Other Parts Discussed in Thread: LM7480, , LM74800-Q1, LM74700-Q1, LM74800EVM-CD, TPS2411
I need to develop an uninterruptible DC power supply circuit, with a voltage of 20-30 volts. The scheme is shown in the figure.
The problem is that I do not have a pulsed power supply, only direct current. The current is assumed to be 2-25Amps, so the use of Schottky diodes will lead to large heat losses. That's why I chose the "ideal diode" solution.
But then the problems started ... Initially, I assembled the circuit on the LM74700 ( LM7480 ) and the circuit works fine, but only if there are no batteries at the output (see my diagram). The battery has its own voltage, and the circuit leaves the field-effect transistors on even if power is lost at input 1 or 2. If power is lost at input 1 (for example), there is still voltage at input 2, because the circuit “sees” the voltage that it itself broadcasts from its output through an open field effect transistor. There is a danger of potential equation currents flowing between input 1 and input 2 in case of incomplete loss of voltage, or even battery discharge on the input 1 or input 2 circuit.
So I want to use the ucc24612 (as in my schematic) as an "ideal diode".
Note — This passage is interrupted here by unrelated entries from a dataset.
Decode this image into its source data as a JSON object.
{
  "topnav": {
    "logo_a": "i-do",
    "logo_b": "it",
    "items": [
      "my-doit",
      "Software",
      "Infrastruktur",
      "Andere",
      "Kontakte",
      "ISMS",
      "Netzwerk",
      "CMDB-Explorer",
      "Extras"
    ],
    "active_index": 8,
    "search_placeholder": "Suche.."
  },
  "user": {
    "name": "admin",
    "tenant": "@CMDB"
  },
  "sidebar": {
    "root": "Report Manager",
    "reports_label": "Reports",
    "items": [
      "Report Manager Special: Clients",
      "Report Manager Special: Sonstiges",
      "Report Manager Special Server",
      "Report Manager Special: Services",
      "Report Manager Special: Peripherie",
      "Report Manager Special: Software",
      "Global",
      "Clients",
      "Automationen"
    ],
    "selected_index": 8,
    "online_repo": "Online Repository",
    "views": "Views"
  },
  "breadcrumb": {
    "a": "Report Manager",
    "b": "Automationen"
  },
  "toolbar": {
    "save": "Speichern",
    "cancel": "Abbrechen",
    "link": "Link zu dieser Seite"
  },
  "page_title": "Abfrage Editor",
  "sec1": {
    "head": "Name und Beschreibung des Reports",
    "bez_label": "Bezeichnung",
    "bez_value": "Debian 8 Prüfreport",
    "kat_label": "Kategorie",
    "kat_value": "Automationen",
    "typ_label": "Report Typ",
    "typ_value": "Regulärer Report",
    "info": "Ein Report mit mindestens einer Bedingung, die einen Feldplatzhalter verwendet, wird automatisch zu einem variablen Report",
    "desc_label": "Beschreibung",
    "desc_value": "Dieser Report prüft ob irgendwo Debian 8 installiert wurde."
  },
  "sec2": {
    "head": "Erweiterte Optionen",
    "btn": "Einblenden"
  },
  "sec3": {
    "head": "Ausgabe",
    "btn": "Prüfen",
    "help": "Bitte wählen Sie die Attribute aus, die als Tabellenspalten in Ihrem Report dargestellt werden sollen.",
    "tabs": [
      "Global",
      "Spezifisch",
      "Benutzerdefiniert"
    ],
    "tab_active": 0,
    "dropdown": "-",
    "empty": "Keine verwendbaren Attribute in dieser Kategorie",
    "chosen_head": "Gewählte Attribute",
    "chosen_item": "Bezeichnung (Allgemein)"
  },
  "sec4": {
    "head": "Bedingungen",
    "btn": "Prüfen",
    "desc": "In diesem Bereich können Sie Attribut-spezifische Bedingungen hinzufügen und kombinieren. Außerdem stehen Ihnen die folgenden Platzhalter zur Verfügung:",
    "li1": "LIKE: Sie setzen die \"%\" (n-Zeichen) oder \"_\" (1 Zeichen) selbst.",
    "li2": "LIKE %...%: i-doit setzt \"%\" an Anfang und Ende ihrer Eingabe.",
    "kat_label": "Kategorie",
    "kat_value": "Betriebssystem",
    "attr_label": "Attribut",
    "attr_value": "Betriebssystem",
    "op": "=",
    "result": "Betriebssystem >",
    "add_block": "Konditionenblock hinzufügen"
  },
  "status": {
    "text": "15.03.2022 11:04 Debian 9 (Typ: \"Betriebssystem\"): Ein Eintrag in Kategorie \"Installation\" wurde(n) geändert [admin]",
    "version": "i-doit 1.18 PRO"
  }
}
I did not find a similar circuit in the datasheets, and did not find a mention that this will only work on direct current.
I don't really understand how the ucc24612 works using just one power wire.
If I connect power to the ucc24612 from the output of the circuit (where I have batteries) then I get the same problem: the FET will always be open because the batteries transmit their voltage through the open transistor to input 1 (2).
I ask you to help me understand and how can I solve my problem.